Aberdeen residents could see some increases in their bills for 2014, although property taxes will probably stay the same, city manager Doug Miller told the city council during a Monday work session.
He said he hoped to have the city budget ready for introduction Monday, with a public hearing set for April 22.
"Even though our revenues have stabilized, this is still going to be a very difficult budget to balance," Miller said.
He said the city will probably propose an increase in its trash stickers, partly to pay for the tipping fee at the landfill.
"That fee has been going up every year," he said, explaining that last year it was absorbed in the general fund but he does not think the city can do that again.
He also said he does not think the administration can avoid increasing sewer rates, as it will operate the new enhanced nutrient removal (ENR) plant, which uses "far more electricity than the existing process."
"Water rates are going up to the point that we will probably have to increase water rate," he said.
Miller said as far as expenses in the general fund, he is also looking to recover what the city has had to cut in the past three fiscal years.
Health insurance costs are expected to rise by 8 percent, he said, and he also wants to systematically replace what the city failed to for the past three years, such as getting new trash trucks and replacing aging water meters.
Mayor Mike Bennett has pushed efforts to increase outreach and transparency, Miller said, and he wants to send out 10 newsletters to residents each year instead of six.
Miller said he also wants to start spraying for insects on water management areas that are mosquito breeding grounds.
He added he "would love to hire one employee whose job is nothing but beautification," such as pulling weeds and picking up trash.
New website, grant projects
The city has contracted with a Massachusetts company, Virtual Town Hall, to begin re-designing its website, Miller said.
He said the process should take four to six weeks and he does not know yet exactly what it will look like because the company will offer the city a variety of formats.

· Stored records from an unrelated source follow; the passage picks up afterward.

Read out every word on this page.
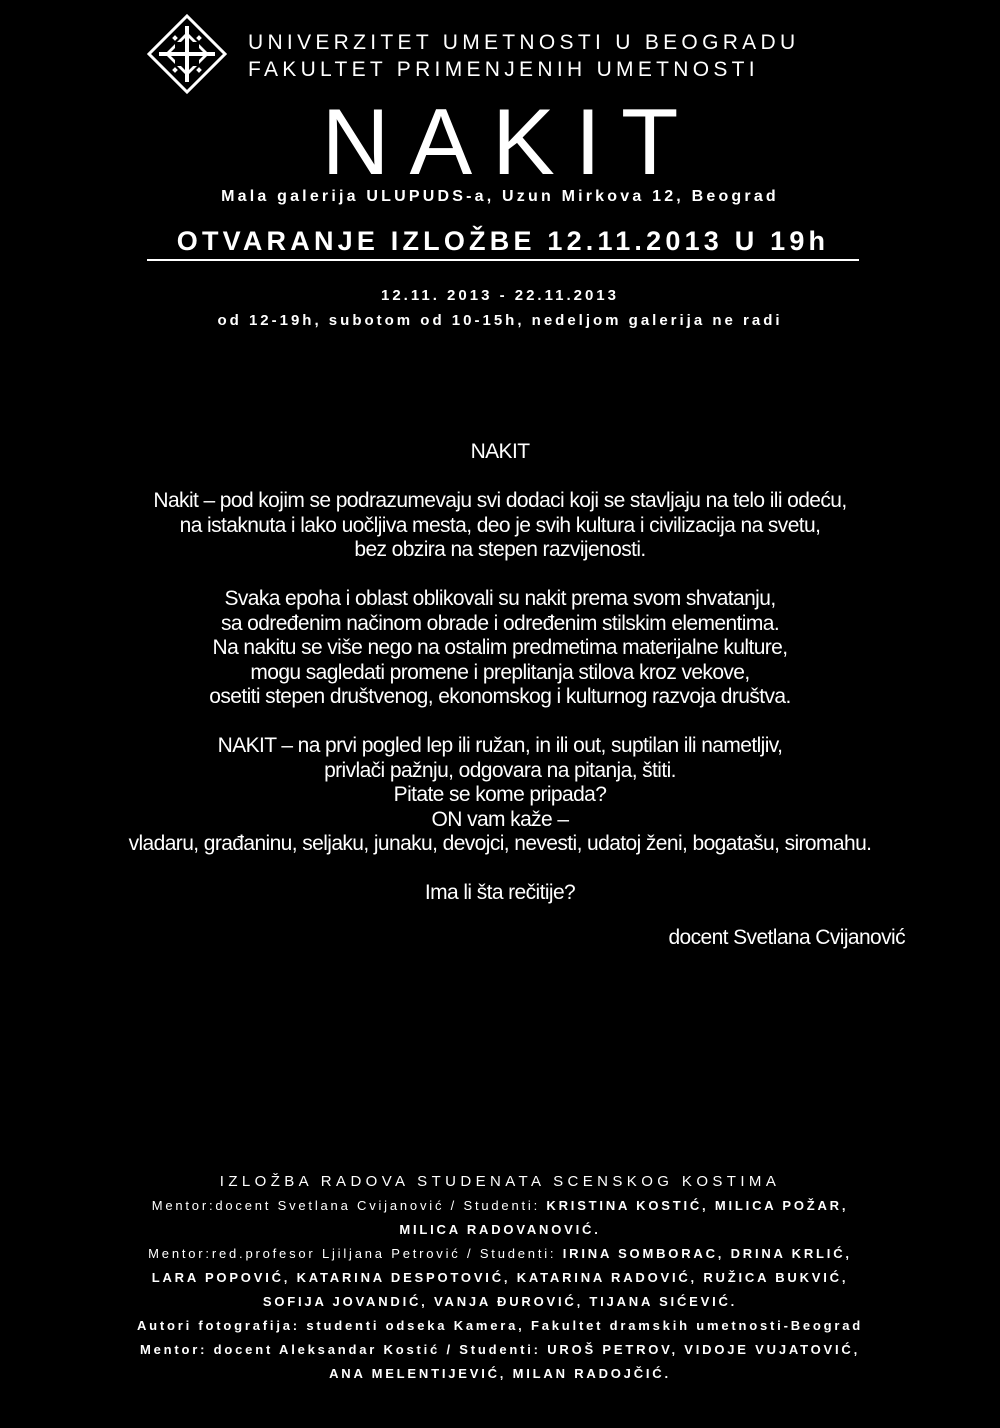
UNIVERZITET UMETNOSTI U BEOGRADU
FAKULTET PRIMENJENIH UMETNOSTI
NAKIT
Mala galerija ULUPUDS-a, Uzun Mirkova 12, Beograd
OTVARANJE IZLOŽBE 12.11.2013 U 19h
12.11. 2013 - 22.11.2013
od 12-19h, subotom od 10-15h, nedeljom galerija ne radi

NAKIT

Nakit – pod kojim se podrazumevaju svi dodaci koji se stavljaju na telo ili odeću,
na istaknuta i lako uočljiva mesta, deo je svih kultura i civilizacija na svetu,
bez obzira na stepen razvijenosti.

Svaka epoha i oblast oblikovali su nakit prema svom shvatanju,
sa određenim načinom obrade i određenim stilskim elementima.
Na nakitu se više nego na ostalim predmetima materijalne kulture,
mogu sagledati promene i preplitanja stilova kroz vekove,
osetiti stepen društvenog, ekonomskog i kulturnog razvoja društva.

NAKIT – na prvi pogled lep ili ružan, in ili out, suptilan ili nametljiv,
privlači pažnju, odgovara na pitanja, štiti.
Pitate se kome pripada?
ON vam kaže –
vladaru, građaninu, seljaku, junaku, devojci, nevesti, udatoj ženi, bogatašu, siromahu.

Ima li šta rečitije?

docent Svetlana Cvijanović
IZLOŽBA RADOVA STUDENATA SCENSKOG KOSTIMA
Mentor:docent Svetlana Cvijanović / Studenti: KRISTINA KOSTIĆ, MILICA POŽAR,
MILICA RADOVANOVIĆ.
Mentor:red.profesor Ljiljana Petrović / Studenti: IRINA SOMBORAC, DRINA KRLIĆ,
LARA POPOVIĆ, KATARINA DESPOTOVIĆ, KATARINA RADOVIĆ, RUŽICA BUKVIĆ,
SOFIJA JOVANDIĆ, VANJA ĐUROVIĆ, TIJANA SIĆEVIĆ.
Autori fotografija: studenti odseka Kamera, Fakultet dramskih umetnosti-Beograd
Mentor: docent Aleksandar Kostić / Studenti: UROŠ PETROV, VIDOJE VUJATOVIĆ,
ANA MELENTIJEVIĆ, MILAN RADOJČIĆ.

"We're very excited about that and we think the citizens will be very excited as well," he said.
Planning and community development director Phyllis Grover said her department is expecting or has received grants for a variety of projects, including $100,000 for a "splash pad" at Festival Park, $50,000 for facade improvements to businesses, $62,000 for sidewalk improvements by Bakerfield Elementary School and $250,000 for site acquisition and demolition on the east side of the MARC train station in connection with the city's ongoing transit-oriented development focus.
Installation of the "splash pad" is expected to start in two months, she said.
She also said the city has received two Community Development Block Grants for lighting at North Deen Park and facility improvements, as well as upgrades at Festival Park.
Bennett added money was requested to put a top coat on railings and the parking lot at Ripken Stadium. He said the city hopes to get the work done soon, "hopefully before the [baseball] season starts."
Grover said the city's planning commission will have a presentation on form-based zoning codes Wednesday. The town of Bel Air approved a form-based zoning code, which focuses more on the physical appearance of development, in 2010.
Miller said there has been a "great deal of confusion" regarding implementation of last year's stormwater bill passed by the state House of Delegates (HB 987), which requires a county or municipality subject to a certain municipal stormwater permit to establish a watershed protection and restoration program by July 1, 2013, including having a stormwater remediation fee and a local watershed protection and restoration fund.
The Harford County Council has recently been looking at a controversial bill that would establish the value of the stormwater remediation fee in Harford.
"It's my understanding that since we have an MS4 [municipal separate storm sewer system] permit, we will be given numbers to meet in terms of non-point source run-off," he said, which he explained means run-off that is not from water treatment plants.